At the risk of being labelled a reductionist or accused of oversimplifying, my view is with China the key variable is property prices. In fact if I only had one indicator to look at for China it would be the movement in property prices, simply because they both reflect changes in macroeconomic policy and profoundly influence the short-term economic cycle there. Aside from China itself, the path of the Chinese property market also has important implications for emerging markets and commodities, particularly base metals. And finally, as I note in this article, the path of property price growth can have an interesting and important impact on China A-shares…
1. China Property Prices – Accelerating Again: Before we look at the 2 key rotations, it’s important to take stock of where things are at right now. After slowing slightly from around the turn of the year, property price growth has re-accelerated in the past 2 months and the breadth of gains have broadened out slightly.
2. A Rotation Underway – Tier 1 vs Smaller Cities: A key reason for this re-acceleration is the surge in prices in ex-tier-1 cities. These markets were initially left behind by the frantic pace of gains in the largest cities (which by the way are now seeing slight declines i.e. Beijing/Shanghai). The broadening out of the property price boom or rotation to the smaller cities creates cyclical upside risk for metals demand and economic growth outside the major cities.
3. Another Rotation Underway – Property vs Stocks: The other key rotation, and I think one driver of gains is the downturn in the Shanghai Composite (or China A-Shares in general). With Chinese investors very limited in their investment menu (most are confined to domestic stocks, domestic property, and domestic fixed income – given the restrictions on capital flow and limited availability of offshore investment options)… you tend to see this sort of rotation effect. The marginal speculative investment dollar in China is very active, and I believe what we are seeing here is basically a rotation out of stocks and into property.

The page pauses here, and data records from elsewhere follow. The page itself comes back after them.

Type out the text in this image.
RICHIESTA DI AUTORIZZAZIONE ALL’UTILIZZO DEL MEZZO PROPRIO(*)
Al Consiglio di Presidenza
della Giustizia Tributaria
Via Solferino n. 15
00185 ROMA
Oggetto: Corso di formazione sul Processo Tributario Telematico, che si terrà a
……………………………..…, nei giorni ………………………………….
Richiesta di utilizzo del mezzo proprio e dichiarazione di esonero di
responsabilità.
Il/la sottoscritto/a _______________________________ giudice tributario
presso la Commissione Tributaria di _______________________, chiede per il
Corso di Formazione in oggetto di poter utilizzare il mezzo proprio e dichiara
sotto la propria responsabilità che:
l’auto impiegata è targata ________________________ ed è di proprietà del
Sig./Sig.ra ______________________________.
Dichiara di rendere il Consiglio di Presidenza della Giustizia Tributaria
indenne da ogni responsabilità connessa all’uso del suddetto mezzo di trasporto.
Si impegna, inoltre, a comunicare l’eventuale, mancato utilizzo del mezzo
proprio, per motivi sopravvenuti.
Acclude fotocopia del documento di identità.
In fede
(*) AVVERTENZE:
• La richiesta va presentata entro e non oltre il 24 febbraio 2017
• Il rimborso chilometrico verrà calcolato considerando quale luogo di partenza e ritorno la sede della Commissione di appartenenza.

So there’s a couple of takeaways, first is just the highlighting of these key trends/dynamics. But perhaps more importantly is the prospects of upside overshoot in property prices, and hence prospective tailwinds for emerging markets and commodities. As for China A-shares, it would by logic mean an ongoing headwind in the short term, but it also highlights a potential catalyst for upside there i.e. should property price growth rollover. So I would recommend you do as I do and keep a close eye on Chinese property prices.